Viel zu lesen habe man als Grossrat, sagt Uriel Seibert. Der 24-jährige Schlossrueder muss es wissen: Seit dem 1. Dezember sitzt er für die EVP im Grossen Rat und hat seither schon eine rechte Beige Akten studiert. «Man muss sich informieren, wenn man es gut machen will», erklärt er. Auch das Zuhören gehöre dazu. «Andere Meinungen zulassen und durchdenken, auch wenn man sie zuerst nicht gut findet.»

Am Neujahrsmorgen stellte Gemeindeammann Martin Goldenberger beim traditionellen Apéro den jungen Grossrat vor – allerdings kennen ihn die meisten Schlossrueder bereits, ist Uriel Seibert doch im Dorf aufgewachsen, zusammen mit sieben Geschwistern. In der Grossfamilie hat er die Sozialkompetenz erworben, die ihm bei seiner Ausbildung zum Lehrer der Stufe Sek 1 gute Dienste leistet. Dieser Beruf stand nicht von vornherein fest, in der Kanti favorisierte Seibert zuerst ein Studium im Bereich Wirtschaft oder Finanzen.

Musiker und Schiedsrichter

Wegen seiner Liebe zur Musik entschied er sich allerdings für den Lehrerberuf, da dieser ihm die Verbindung von Beruf und Hobby ermöglicht. In seiner Freizeit spielt der junge Grossrat Gitarre, insbesondere in einer Band der Minoritätsgemeinde Aarau. Auch als Fussballschiedsrichter ist er im Einsatz. In gut einem Jahr wird er seine Ausbildung abschliessen, bereits jetzt unterrichtet Seibert in einem Teilzeitpensum an der Schule Gränichen und wird später nach Aarau wechseln. Um genug Zeit für das Grossratsmandat aufbringen zu können, will er seine musikalischen und sportlichen Engagements einschränken.

Geprägt hat den jungen Mann unter anderem ein sechsmonatiger Schüleraustausch, den er in Chile verbrachte. «Es war spannend, eine neue Kultur kennen zu lernen, aber ich habe gemerkt, wie stark ich in der Schweiz verankert bin», erklärt er. Sein Heimatland hat er in Südamerika erst recht schätzen gelernt: die Pünktlichkeit der öffentlichen Verkehrsmittel, das saubere Trinkwasser.

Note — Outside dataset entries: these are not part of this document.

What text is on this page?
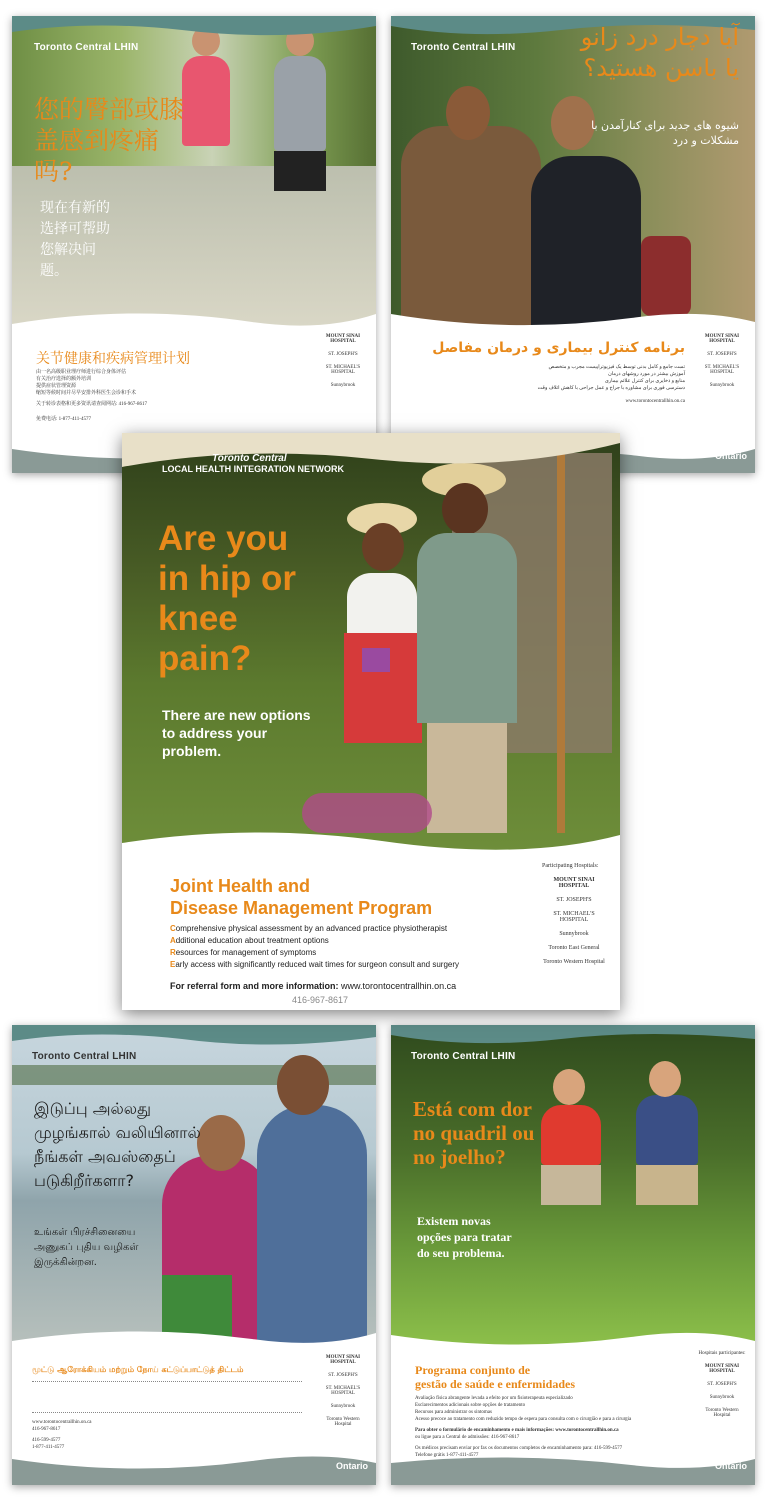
Toronto Central LHIN
您的臀部或膝盖感到疼痛吗?
现在有新的选择可帮助您解决问题。
关节健康和疾病管理计划
由一名高级职业理疗师进行综合身体评估
有关治疗选择的额外培训
提供症状管理资源
缩短等候时间并尽早安排外科医生会诊和手术
关于转诊表格和更多资讯请查阅网站: 416-967-8617
免费电话: 1-877-411-4577
MOUNT SINAI HOSPITAL
ST. JOSEPH'S
ST. MICHAEL'S HOSPITAL
Sunnybrook
Toronto Central LHIN	آیا دچار درد زانو یا باسن هستید؟
شیوه های جدید برای کنارآمدن با مشکلات و درد
برنامه کنترل بیماری و درمان مفاصل
تست جامع و کامل بدنی توسط یک فیزیوتراپیست مجرب و متخصص
آموزش بیشتر در مورد روشهای درمان
منابع و ذخایری برای کنترل علائم بیماری
دسترسی فوری برای مشاوره با جراح و عمل جراحی با کاهش اتلاف وقت
www.torontocentrallhin.on.ca
MOUNT SINAI HOSPITAL
ST. JOSEPH'S
ST. MICHAEL'S HOSPITAL
Sunnybrook
Ontario
Toronto Central LHIN
இடுப்பு அல்லது முழங்கால் வலியினால் நீங்கள் அவஸ்தைப் படுகிறீர்களா?
உங்கள் பிரச்சினையை அணுகப் புதிய வழிகள் இருக்கின்றன.
மூட்டு ஆரோக்கியம் மற்றும் நோய் கட்டுப்பாட்டுத் திட்டம்
www.torontocentrallhin.on.ca
416-967-8617
416-599-4577
1-877-411-4577
MOUNT SINAI HOSPITAL
ST. JOSEPH'S
ST. MICHAEL'S HOSPITAL
Sunnybrook
Toronto Western Hospital
Ontario
Toronto Central LHIN
Está com dor no quadril ou no joelho?
Existem novas opções para tratar do seu problema.
Programa conjunto de
gestão de saúde e enfermidades
Avaliação física abrangente levada a efeito por um fisioterapeuta especializado
Esclarecimentos adicionais sobre opções de tratamento
Recursos para administrar os sintomas
Acesso precoce ao tratamento com reduzido tempo de espera para consulta com o cirurgião e para a cirurgia
Para obter o formulário de encaminhamento e mais informações: www.torontocentrallhin.on.ca
ou ligue para a Central de admissões: 416-967-8617
Os médicos precisam enviar por fax os documentos completos de encaminhamento para: 416-599-4577
Telefone grátis 1-877-411-4577
Hospitais participantes:
MOUNT SINAI HOSPITAL
ST. JOSEPH'S
Sunnybrook
Toronto Western Hospital
Ontario
Toronto Central
LOCAL HEALTH INTEGRATION NETWORK
Are you in hip or knee pain?
There are new options to address your problem.
Joint Health and
Disease Management Program
Comprehensive physical assessment by an advanced practice physiotherapist
Additional education about treatment options
Resources for management of symptoms
Early access with significantly reduced wait times for surgeon consult and surgery
For referral form and more information: www.torontocentrallhin.on.ca
416-967-8617
Participating Hospitals:
MOUNT SINAI HOSPITAL
ST. JOSEPH'S
ST. MICHAEL'S HOSPITAL
Sunnybrook
Toronto East General
Toronto Western Hospital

Erste politische Erfahrung hat Seibert in der Jugendkommission Schlossrued und Schmiedrued sowie in der Kulturkommission Schlossrued gesammelt, diese Tätigkeiten bei Studienanfang jedoch aufgegeben.

Bauern unterstützen

Das Grossratsmandat bedeutet für den jungen Schlossrueder auch ein grosses Bekenntnis zur Region und zum Bezirk. Deshalb will er sich besonders für die kleinen Landgemeinden starkmachen, zum Beispiel beim Finanz- und Lastenausgleich. Daneben sollen Bauern und der Industriesektor seiner Ansicht nach stärker unterstützt werden, zum Beispiel mit Importzöllen, auch wenn dies mehr Isolationismus bedeute, sagt Uriel Seibert. Als zukünftigem Lehrer steht er natürlich die Bildungspolitik besonders nahe. Hier fordert er mehr Eigenverantwortung der Eltern. «Wenn immer mehr Erziehungsaufgaben an die Lehrer delegiert werden, leidet die Bildung», erklärt er. Ausserdem möchte er sich für die Anliegen der Christen einsetzen, zum Beispiel dafür, dass Freikirchen für ihre Jugendarbeit Bundesgelder erhalten.

An der Fraktion der EVP, die er im ersten Monat seiner Grossratstätigkeit kennen gelernt hat, schätzt Seibert vor allem die Offenheit. «Es werden verschiedene Meinungen zugelassen», erzählt er. Bei der Entscheidungsfindung will er als Erstes seine eigene Meinung berücksichtigen, dann überlegen, was dem Bezirk Kulm nützt und schliesslich die Argumente der Partei berücksichtigen. Als kleine Fraktion könne die EVP bei Entscheidungen oft das Zünglein an der Waage spielen, findet Seibert.